Wednesday, August 16, 2017

OWL'S CLIFF: 8/14/17

I hiked to this remote, seldom-visited 2940-ft. peak from the Kanc Highway and spent some time enjoying the great view of the Sandwich Range from its sun-washed ledgy outlook. Thanks to Carol for watching the store.

This route to Owl's Cliff begins with a ford of the Swift River on the Sawyer Pond Trail. It was easy today, but would be dangerous in high water.

A massive old white pine blowdown.

Nice easy walking on Sawyer Pond Trail.

At 1.1 mile on Sawyer Pond Trail, I turned onto a short section of Brunel Trail that sees little use and almost feels abandoned. Then there was a mile walk on the gravel USFS Rob Brook Road to the point where the Brunel Trail turns back into the woods. The actual mileage to the Owl's Cliff viewpoint from here is 2.1 rather than the 2.7 on the sign. From the Kanc the total round trip is about 9 miles.

Brunel Trail is lightly used and overgrown in places. This is a remote area and the trail has a wild feel to it. The first mile or so up from the road provides a pleasant meandering climb. through hardwoods and hemlocks.

The climbing is more serious in the upper mile, with one very steep, Hancock-like section. Some tall spruces thrive on this slope.

The conifers are dense on the broad crest of Owl's Cliff.

The sign for the view spur is on a fallen tree.

This neat sign was placed along the view spur many years ago.

I've always liked this ledge viewpoint for its lofty, airy feeling and its unrivaled view of the high peaks of the Sandwich Range.

Peak and valley ID.

Passaconaway and Whiteface.

Church Pond shimmers down on the Albany Intervale.

Green's Cliff is close by to the west, with the Osceolas beyond.

A closer look at the granite battlements of Green's Cliff.

Mt. Tecumseh through Livermore Pass.

The Sandwich Range with Paugus Pass and Mt. Paugus on the left.

After a long sojourn on the view ledge, I made a short, thick bushwhack over to the top of the mountain's southeast cliff.

Across the Albany Intervale to Mt. Chocorua and Mt. Paugus.

Mt. Chocorua and the Three Sisters.

Wild terrain up here. This cliff and the northwest cliff facing towards Sawyer Pond are well-known to backcountry rock climbers. On my last trip here I visited the tops of both cliffs, but with a later start today I didn't have time for the longer, more difficult whack to the northwest cliff.


Down-look #2.

Another great vista of the Sandwich Range.

Before heading down I made the very short bushwhack to the true summit of Owl's Cliff and signed in the register.

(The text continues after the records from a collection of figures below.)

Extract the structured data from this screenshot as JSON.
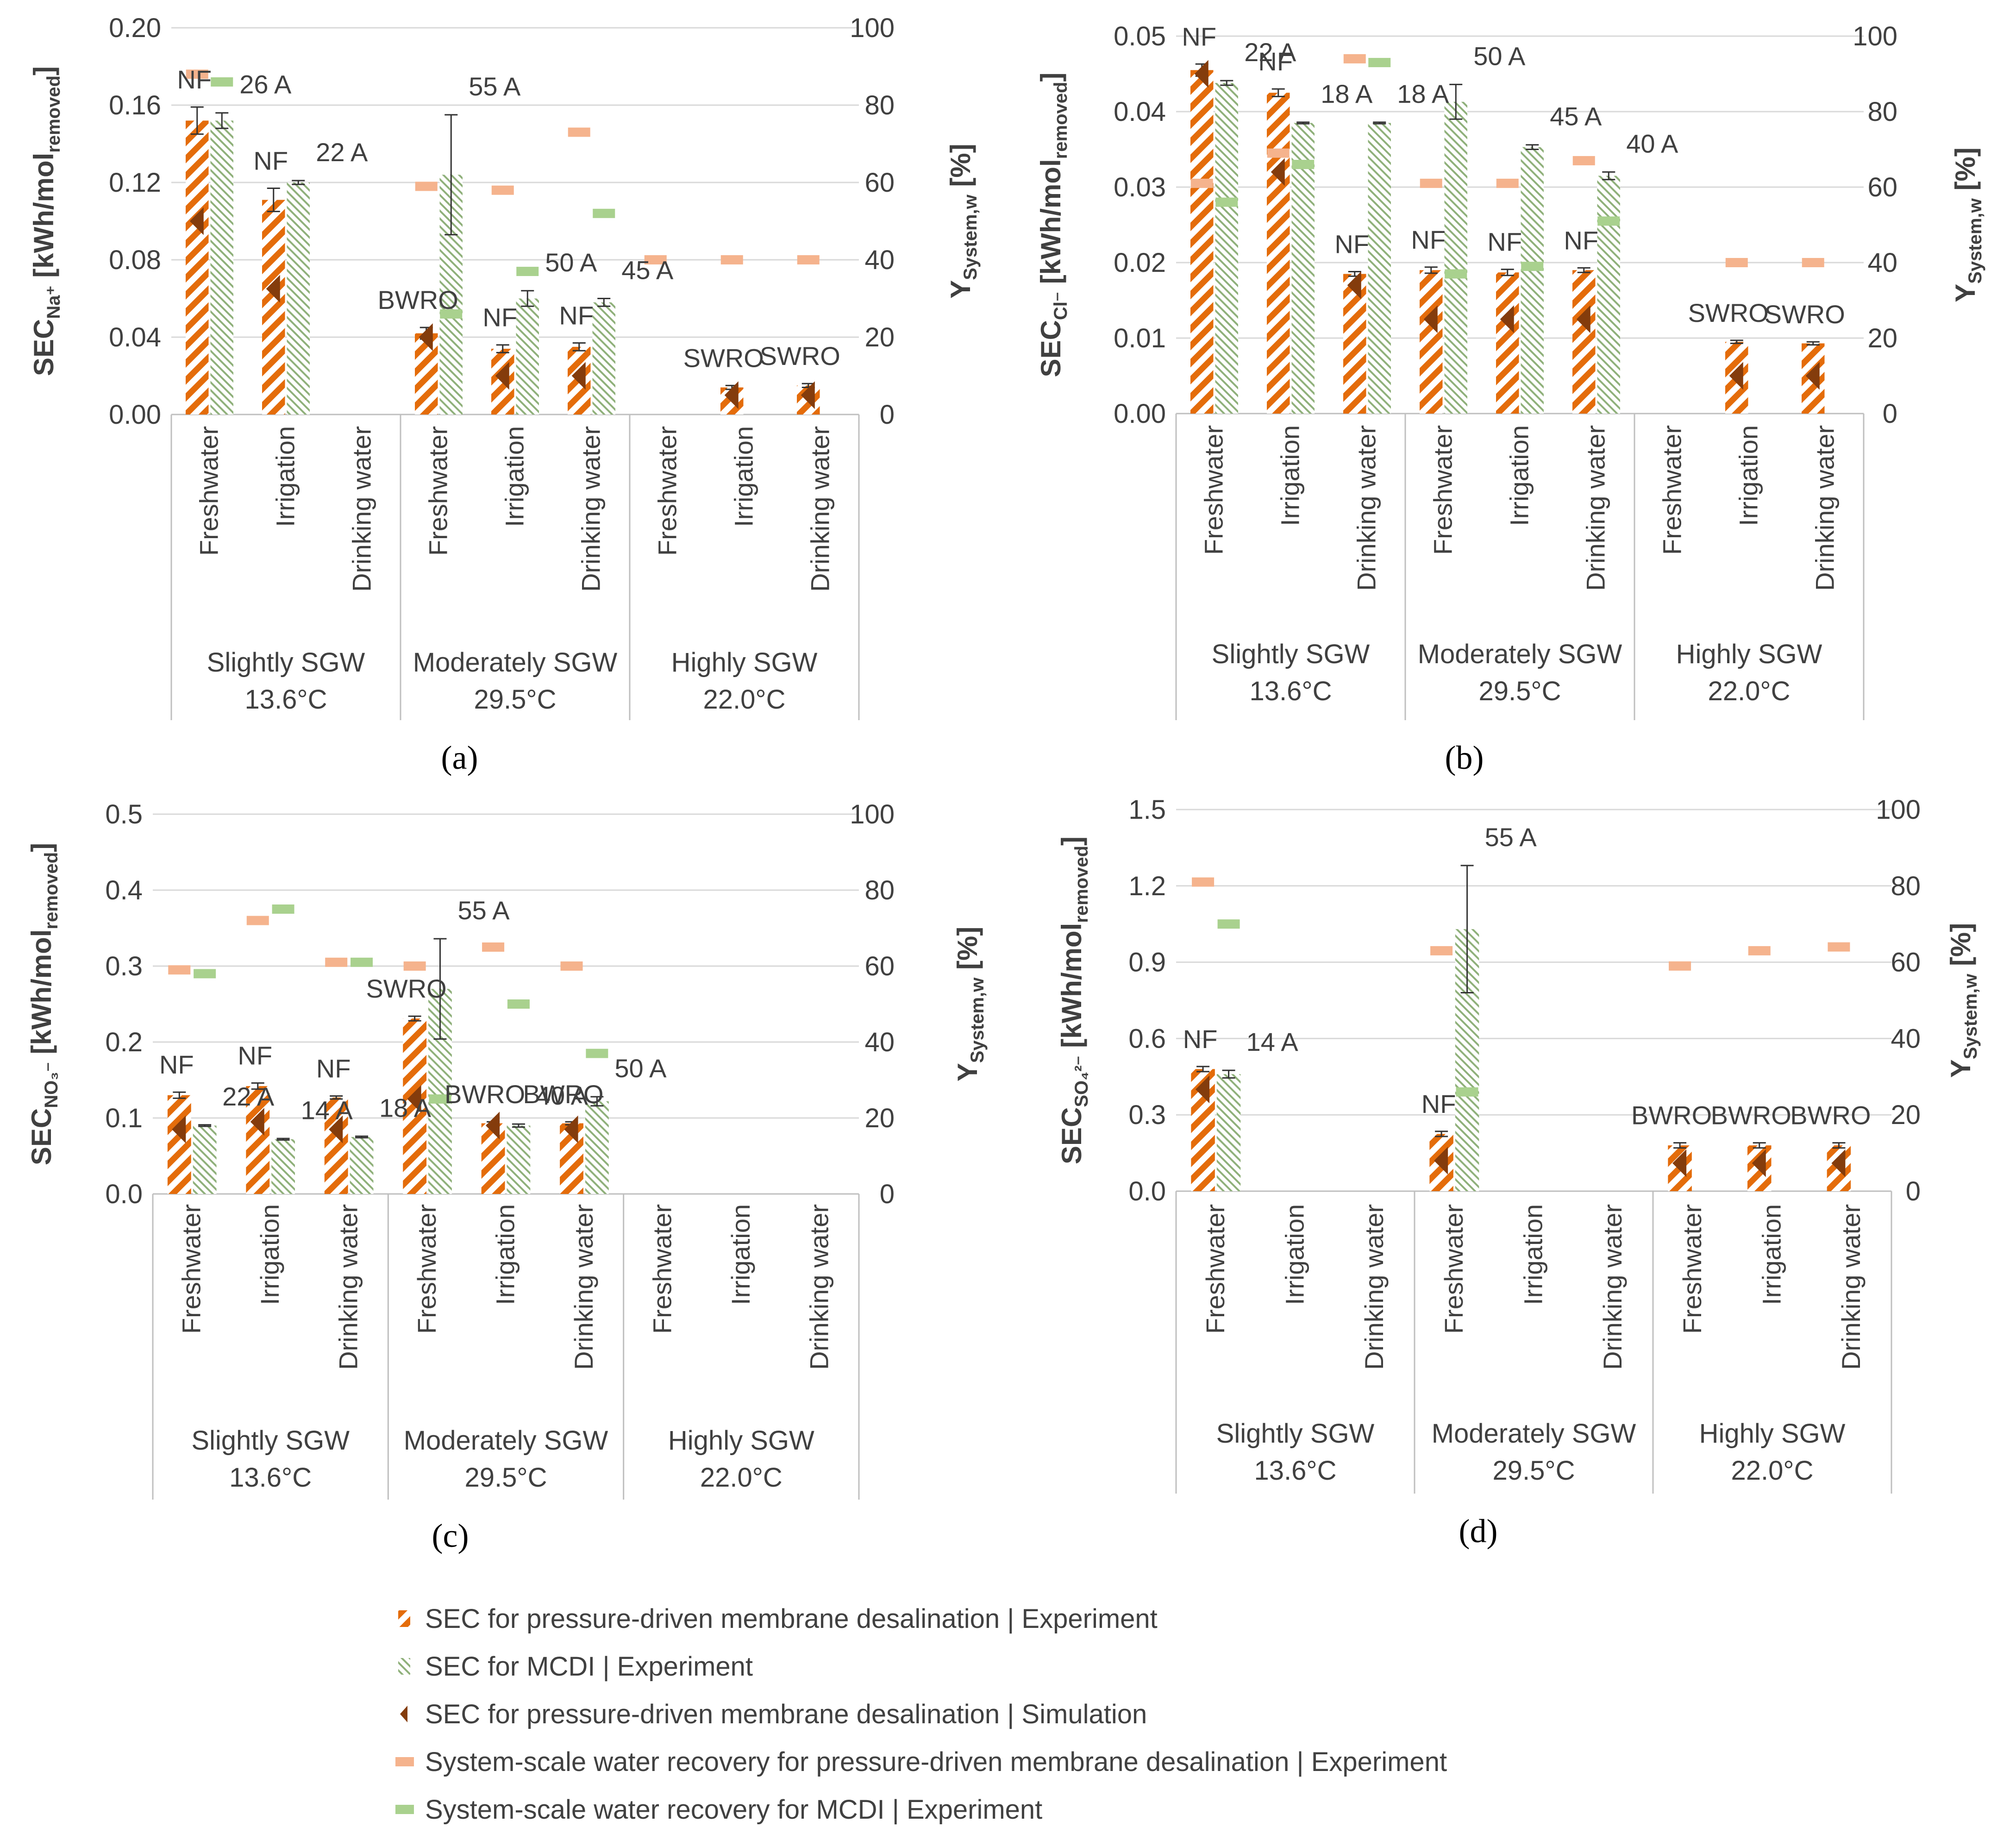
{
  "chart_data": [
    {
      "id": "a",
      "type": "bar",
      "panel_label": "(a)",
      "ylabel_left": {
        "main": "SEC",
        "sub": "Na⁺",
        "rest": " [kWh/mol",
        "sub2": "removed",
        "end": "]"
      },
      "ylabel_right": {
        "main": "Y",
        "sub": "System,w",
        "rest": " [%]"
      },
      "ylim_left": [
        0,
        0.2
      ],
      "left_ticks": [
        "0.00",
        "0.04",
        "0.08",
        "0.12",
        "0.16",
        "0.20"
      ],
      "ylim_right": [
        0,
        100
      ],
      "right_ticks": [
        "0",
        "20",
        "40",
        "60",
        "80",
        "100"
      ],
      "categories": [
        "Freshwater",
        "Irrigation",
        "Drinking water",
        "Freshwater",
        "Irrigation",
        "Drinking water",
        "Freshwater",
        "Irrigation",
        "Drinking water"
      ],
      "groups": [
        {
          "name": "Slightly SGW",
          "temp": "13.6°C"
        },
        {
          "name": "Moderately SGW",
          "temp": "29.5°C"
        },
        {
          "name": "Highly SGW",
          "temp": "22.0°C"
        }
      ],
      "series": [
        {
          "name": "SEC for pressure-driven membrane desalination | Experiment",
          "values": [
            0.152,
            0.111,
            null,
            0.042,
            0.034,
            0.035,
            null,
            0.014,
            0.015
          ],
          "errors": [
            0.007,
            0.006,
            null,
            0.003,
            0.002,
            0.002,
            null,
            0.001,
            0.001
          ]
        },
        {
          "name": "SEC for MCDI | Experiment",
          "values": [
            0.152,
            0.12,
            null,
            0.124,
            0.06,
            0.058,
            null,
            null,
            null
          ],
          "errors": [
            0.004,
            0.001,
            null,
            0.031,
            0.004,
            0.002,
            null,
            null,
            null
          ]
        },
        {
          "name": "SEC for pressure-driven membrane desalination | Simulation",
          "values": [
            0.1,
            0.065,
            null,
            0.04,
            0.02,
            0.02,
            null,
            0.01,
            0.01
          ]
        },
        {
          "name": "System-scale water recovery for pressure-driven membrane desalination | Experiment",
          "values": [
            88,
            null,
            null,
            59,
            58,
            73,
            40,
            40,
            40
          ]
        },
        {
          "name": "System-scale water recovery for MCDI | Experiment",
          "values": [
            86,
            null,
            null,
            26,
            37,
            52,
            null,
            null,
            null
          ]
        }
      ],
      "annotations": [
        {
          "label": "NF",
          "cat": 0,
          "series": 0
        },
        {
          "label": "26 A",
          "cat": 0,
          "series": 1
        },
        {
          "label": "NF",
          "cat": 1,
          "series": 0
        },
        {
          "label": "22 A",
          "cat": 1,
          "series": 1
        },
        {
          "label": "BWRO",
          "cat": 3,
          "series": 0
        },
        {
          "label": "55 A",
          "cat": 3,
          "series": 1
        },
        {
          "label": "NF",
          "cat": 4,
          "series": 0
        },
        {
          "label": "50 A",
          "cat": 4,
          "series": 1
        },
        {
          "label": "NF",
          "cat": 5,
          "series": 0
        },
        {
          "label": "45 A",
          "cat": 5,
          "series": 1
        },
        {
          "label": "SWRO",
          "cat": 7,
          "series": 0
        },
        {
          "label": "SWRO",
          "cat": 8,
          "series": 0
        }
      ]
    },
    {
      "id": "b",
      "type": "bar",
      "panel_label": "(b)",
      "ylabel_left": {
        "main": "SEC",
        "sub": "Cl⁻",
        "rest": " [kWh/mol",
        "sub2": "removed",
        "end": "]"
      },
      "ylabel_right": {
        "main": "Y",
        "sub": "System,w",
        "rest": " [%]"
      },
      "ylim_left": [
        0,
        0.05
      ],
      "left_ticks": [
        "0.00",
        "0.01",
        "0.02",
        "0.03",
        "0.04",
        "0.05"
      ],
      "ylim_right": [
        0,
        100
      ],
      "right_ticks": [
        "0",
        "20",
        "40",
        "60",
        "80",
        "100"
      ],
      "categories": [
        "Freshwater",
        "Irrigation",
        "Drinking water",
        "Freshwater",
        "Irrigation",
        "Drinking water",
        "Freshwater",
        "Irrigation",
        "Drinking water"
      ],
      "groups": [
        {
          "name": "Slightly SGW",
          "temp": "13.6°C"
        },
        {
          "name": "Moderately SGW",
          "temp": "29.5°C"
        },
        {
          "name": "Highly SGW",
          "temp": "22.0°C"
        }
      ],
      "series": [
        {
          "name": "SEC for pressure-driven membrane desalination | Experiment",
          "values": [
            0.0455,
            0.0425,
            0.0185,
            0.019,
            0.0187,
            0.019,
            null,
            0.0095,
            0.0093
          ],
          "errors": [
            0.0008,
            0.0005,
            0.0003,
            0.0004,
            0.0004,
            0.0003,
            null,
            0.0002,
            0.0002
          ]
        },
        {
          "name": "SEC for MCDI | Experiment",
          "values": [
            0.0438,
            0.0385,
            0.0385,
            0.0413,
            0.0353,
            0.0315,
            null,
            null,
            null
          ],
          "errors": [
            0.0003,
            0.0001,
            0.0001,
            0.0023,
            0.0003,
            0.0005,
            null,
            null,
            null
          ]
        },
        {
          "name": "SEC for pressure-driven membrane desalination | Simulation",
          "values": [
            0.045,
            0.032,
            0.017,
            0.0125,
            0.0125,
            0.0125,
            null,
            0.005,
            0.005
          ]
        },
        {
          "name": "System-scale water recovery for pressure-driven membrane desalination | Experiment",
          "values": [
            61,
            69,
            94,
            61,
            61,
            67,
            null,
            40,
            40
          ]
        },
        {
          "name": "System-scale water recovery for MCDI | Experiment",
          "values": [
            56,
            66,
            93,
            37,
            39,
            51,
            null,
            null,
            null
          ]
        }
      ],
      "annotations": [
        {
          "label": "NF",
          "cat": 0,
          "series": 0
        },
        {
          "label": "22 A",
          "cat": 0,
          "series": 1
        },
        {
          "label": "NF",
          "cat": 1,
          "series": 0
        },
        {
          "label": "18 A",
          "cat": 1,
          "series": 1
        },
        {
          "label": "NF",
          "cat": 2,
          "series": 0
        },
        {
          "label": "18 A",
          "cat": 2,
          "series": 1
        },
        {
          "label": "NF",
          "cat": 3,
          "series": 0
        },
        {
          "label": "50 A",
          "cat": 3,
          "series": 1
        },
        {
          "label": "NF",
          "cat": 4,
          "series": 0
        },
        {
          "label": "45 A",
          "cat": 4,
          "series": 1
        },
        {
          "label": "NF",
          "cat": 5,
          "series": 0
        },
        {
          "label": "40 A",
          "cat": 5,
          "series": 1
        },
        {
          "label": "SWRO",
          "cat": 7,
          "series": 0
        },
        {
          "label": "SWRO",
          "cat": 8,
          "series": 0
        }
      ]
    },
    {
      "id": "c",
      "type": "bar",
      "panel_label": "(c)",
      "ylabel_left": {
        "main": "SEC",
        "sub": "NO₃⁻",
        "rest": " [kWh/mol",
        "sub2": "removed",
        "end": "]"
      },
      "ylabel_right": {
        "main": "Y",
        "sub": "System,w",
        "rest": " [%]"
      },
      "ylim_left": [
        0,
        0.5
      ],
      "left_ticks": [
        "0.0",
        "0.1",
        "0.2",
        "0.3",
        "0.4",
        "0.5"
      ],
      "ylim_right": [
        0,
        100
      ],
      "right_ticks": [
        "0",
        "20",
        "40",
        "60",
        "80",
        "100"
      ],
      "categories": [
        "Freshwater",
        "Irrigation",
        "Drinking water",
        "Freshwater",
        "Irrigation",
        "Drinking water",
        "Freshwater",
        "Irrigation",
        "Drinking water"
      ],
      "groups": [
        {
          "name": "Slightly SGW",
          "temp": "13.6°C"
        },
        {
          "name": "Moderately SGW",
          "temp": "29.5°C"
        },
        {
          "name": "Highly SGW",
          "temp": "22.0°C"
        }
      ],
      "series": [
        {
          "name": "SEC for pressure-driven membrane desalination | Experiment",
          "values": [
            0.13,
            0.142,
            0.127,
            0.231,
            0.093,
            0.093,
            null,
            null,
            null
          ],
          "errors": [
            0.004,
            0.004,
            0.002,
            0.003,
            0.002,
            0.002,
            null,
            null,
            null
          ]
        },
        {
          "name": "SEC for MCDI | Experiment",
          "values": [
            0.09,
            0.072,
            0.075,
            0.27,
            0.09,
            0.122,
            null,
            null,
            null
          ],
          "errors": [
            0.001,
            0.001,
            0.001,
            0.066,
            0.002,
            0.006,
            null,
            null,
            null
          ]
        },
        {
          "name": "SEC for pressure-driven membrane desalination | Simulation",
          "values": [
            0.085,
            0.095,
            0.085,
            0.125,
            0.09,
            0.085,
            null,
            null,
            null
          ]
        },
        {
          "name": "System-scale water recovery for pressure-driven membrane desalination | Experiment",
          "values": [
            59,
            72,
            61,
            60,
            65,
            60,
            null,
            null,
            null
          ]
        },
        {
          "name": "System-scale water recovery for MCDI | Experiment",
          "values": [
            58,
            75,
            61,
            25,
            50,
            37,
            null,
            null,
            null
          ]
        }
      ],
      "annotations": [
        {
          "label": "NF",
          "cat": 0,
          "series": 0
        },
        {
          "label": "22 A",
          "cat": 0,
          "series": 1
        },
        {
          "label": "NF",
          "cat": 1,
          "series": 0
        },
        {
          "label": "14 A",
          "cat": 1,
          "series": 1
        },
        {
          "label": "NF",
          "cat": 2,
          "series": 0
        },
        {
          "label": "18 A",
          "cat": 2,
          "series": 1
        },
        {
          "label": "SWRO",
          "cat": 3,
          "series": 0
        },
        {
          "label": "55 A",
          "cat": 3,
          "series": 1
        },
        {
          "label": "BWRO",
          "cat": 4,
          "series": 0
        },
        {
          "label": "40 A",
          "cat": 4,
          "series": 1
        },
        {
          "label": "BWRO",
          "cat": 5,
          "series": 0
        },
        {
          "label": "50 A",
          "cat": 5,
          "series": 1
        }
      ]
    },
    {
      "id": "d",
      "type": "bar",
      "panel_label": "(d)",
      "ylabel_left": {
        "main": "SEC",
        "sub": "SO₄²⁻",
        "rest": " [kWh/mol",
        "sub2": "removed",
        "end": "]"
      },
      "ylabel_right": {
        "main": "Y",
        "sub": "System,w",
        "rest": " [%]"
      },
      "ylim_left": [
        0,
        1.5
      ],
      "left_ticks": [
        "0.0",
        "0.3",
        "0.6",
        "0.9",
        "1.2",
        "1.5"
      ],
      "ylim_right": [
        0,
        100
      ],
      "right_ticks": [
        "0",
        "20",
        "40",
        "60",
        "80",
        "100"
      ],
      "categories": [
        "Freshwater",
        "Irrigation",
        "Drinking water",
        "Freshwater",
        "Irrigation",
        "Drinking water",
        "Freshwater",
        "Irrigation",
        "Drinking water"
      ],
      "groups": [
        {
          "name": "Slightly SGW",
          "temp": "13.6°C"
        },
        {
          "name": "Moderately SGW",
          "temp": "29.5°C"
        },
        {
          "name": "Highly SGW",
          "temp": "22.0°C"
        }
      ],
      "series": [
        {
          "name": "SEC for pressure-driven membrane desalination | Experiment",
          "values": [
            0.48,
            null,
            null,
            0.225,
            null,
            null,
            0.18,
            0.18,
            0.18
          ],
          "errors": [
            0.01,
            null,
            null,
            0.01,
            null,
            null,
            0.01,
            0.01,
            0.01
          ]
        },
        {
          "name": "SEC for MCDI | Experiment",
          "values": [
            0.46,
            null,
            null,
            1.03,
            null,
            null,
            null,
            null,
            null
          ],
          "errors": [
            0.015,
            null,
            null,
            0.25,
            null,
            null,
            null,
            null,
            null
          ]
        },
        {
          "name": "SEC for pressure-driven membrane desalination | Simulation",
          "values": [
            0.4,
            null,
            null,
            0.12,
            null,
            null,
            0.11,
            0.11,
            0.11
          ]
        },
        {
          "name": "System-scale water recovery for pressure-driven membrane desalination | Experiment",
          "values": [
            81,
            null,
            null,
            63,
            null,
            null,
            59,
            63,
            64
          ]
        },
        {
          "name": "System-scale water recovery for MCDI | Experiment",
          "values": [
            70,
            null,
            null,
            26,
            null,
            null,
            null,
            null,
            null
          ]
        }
      ],
      "annotations": [
        {
          "label": "NF",
          "cat": 0,
          "series": 0
        },
        {
          "label": "14 A",
          "cat": 0,
          "series": 1
        },
        {
          "label": "NF",
          "cat": 3,
          "series": 0
        },
        {
          "label": "55 A",
          "cat": 3,
          "series": 1
        },
        {
          "label": "BWRO",
          "cat": 6,
          "series": 0
        },
        {
          "label": "BWRO",
          "cat": 7,
          "series": 0
        },
        {
          "label": "BWRO",
          "cat": 8,
          "series": 0
        }
      ]
    }
  ],
  "legend": [
    {
      "key": "pressure-exp",
      "label": "SEC for pressure-driven membrane desalination | Experiment"
    },
    {
      "key": "mcdi-exp",
      "label": "SEC for MCDI | Experiment"
    },
    {
      "key": "pressure-sim",
      "label": "SEC for pressure-driven membrane desalination | Simulation"
    },
    {
      "key": "recovery-pressure",
      "label": "System-scale water recovery for pressure-driven membrane desalination | Experiment"
    },
    {
      "key": "recovery-mcdi",
      "label": "System-scale water recovery for MCDI | Experiment"
    }
  ],
  "colors": {
    "orange": "#E46C0A",
    "green": "#8FB07A",
    "brown": "#843C0C",
    "recovery_orange": "#F5B38D",
    "recovery_green": "#A9D18E",
    "axis": "#BFBFBF",
    "grid": "#D9D9D9",
    "text": "#404040"
  }
}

 Boulders along the Brunel Trail.

Mellow late afternoon descent on the lower Brunel Trail.

The corridor of the Rob Brook Trail, abandoned 5 years ago, where it left Rob Brook Road. It doesn't take Mother Nature long to reclaim a footway in these lush forests.


  1. Wonderful remote area. We came over Mount Tremont when we did it. Glad to see the old sign is still there. Great shots of Greens Cliff, which I will visit soon. Doug

    1. Hi Doug, That's a steep descent off Tremont! Green's Cliff looks kind of gnarly near the top. I've only been to the big ledge on the southern shoulder, a great viewpoint.

  2. Replies
    1. It's a cool spot with a nice remote feeling. Definitely worth the 9-mile round trip.

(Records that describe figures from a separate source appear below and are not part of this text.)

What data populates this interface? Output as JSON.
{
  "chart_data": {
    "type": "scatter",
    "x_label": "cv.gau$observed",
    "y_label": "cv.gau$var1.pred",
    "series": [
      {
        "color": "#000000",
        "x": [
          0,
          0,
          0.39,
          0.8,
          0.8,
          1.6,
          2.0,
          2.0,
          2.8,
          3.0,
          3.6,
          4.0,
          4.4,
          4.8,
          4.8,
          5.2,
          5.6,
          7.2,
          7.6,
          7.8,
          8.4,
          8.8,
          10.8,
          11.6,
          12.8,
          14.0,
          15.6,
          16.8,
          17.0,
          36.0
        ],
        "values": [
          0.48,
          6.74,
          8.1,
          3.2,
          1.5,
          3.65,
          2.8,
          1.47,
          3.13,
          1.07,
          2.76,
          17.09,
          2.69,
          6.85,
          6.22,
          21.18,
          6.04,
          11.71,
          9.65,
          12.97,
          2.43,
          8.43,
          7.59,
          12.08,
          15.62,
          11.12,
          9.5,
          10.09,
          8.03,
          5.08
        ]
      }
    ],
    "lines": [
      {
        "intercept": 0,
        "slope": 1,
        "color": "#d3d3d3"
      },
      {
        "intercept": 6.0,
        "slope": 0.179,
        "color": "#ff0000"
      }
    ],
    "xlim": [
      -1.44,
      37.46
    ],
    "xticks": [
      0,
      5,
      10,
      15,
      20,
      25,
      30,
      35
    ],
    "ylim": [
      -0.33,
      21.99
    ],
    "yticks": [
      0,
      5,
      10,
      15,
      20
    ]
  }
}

  3. We attempted Owl's Cliff a couple of years ago by the Rob Brook-Brunel Trail route. It was a cold, windy overcast day in November. We got close to the top at the very steep section and I had a sense of forbidding probably enhanced by the weather and rough condition of the trail and we turned around. It looks like the view from the top is very nice and I think we will try it again on a warmer sunny day.

    1. It's definitely worth another try, Charlotte! That trail sure is steep and a bit forbidding near the top, and there's a real sense of isolation out there.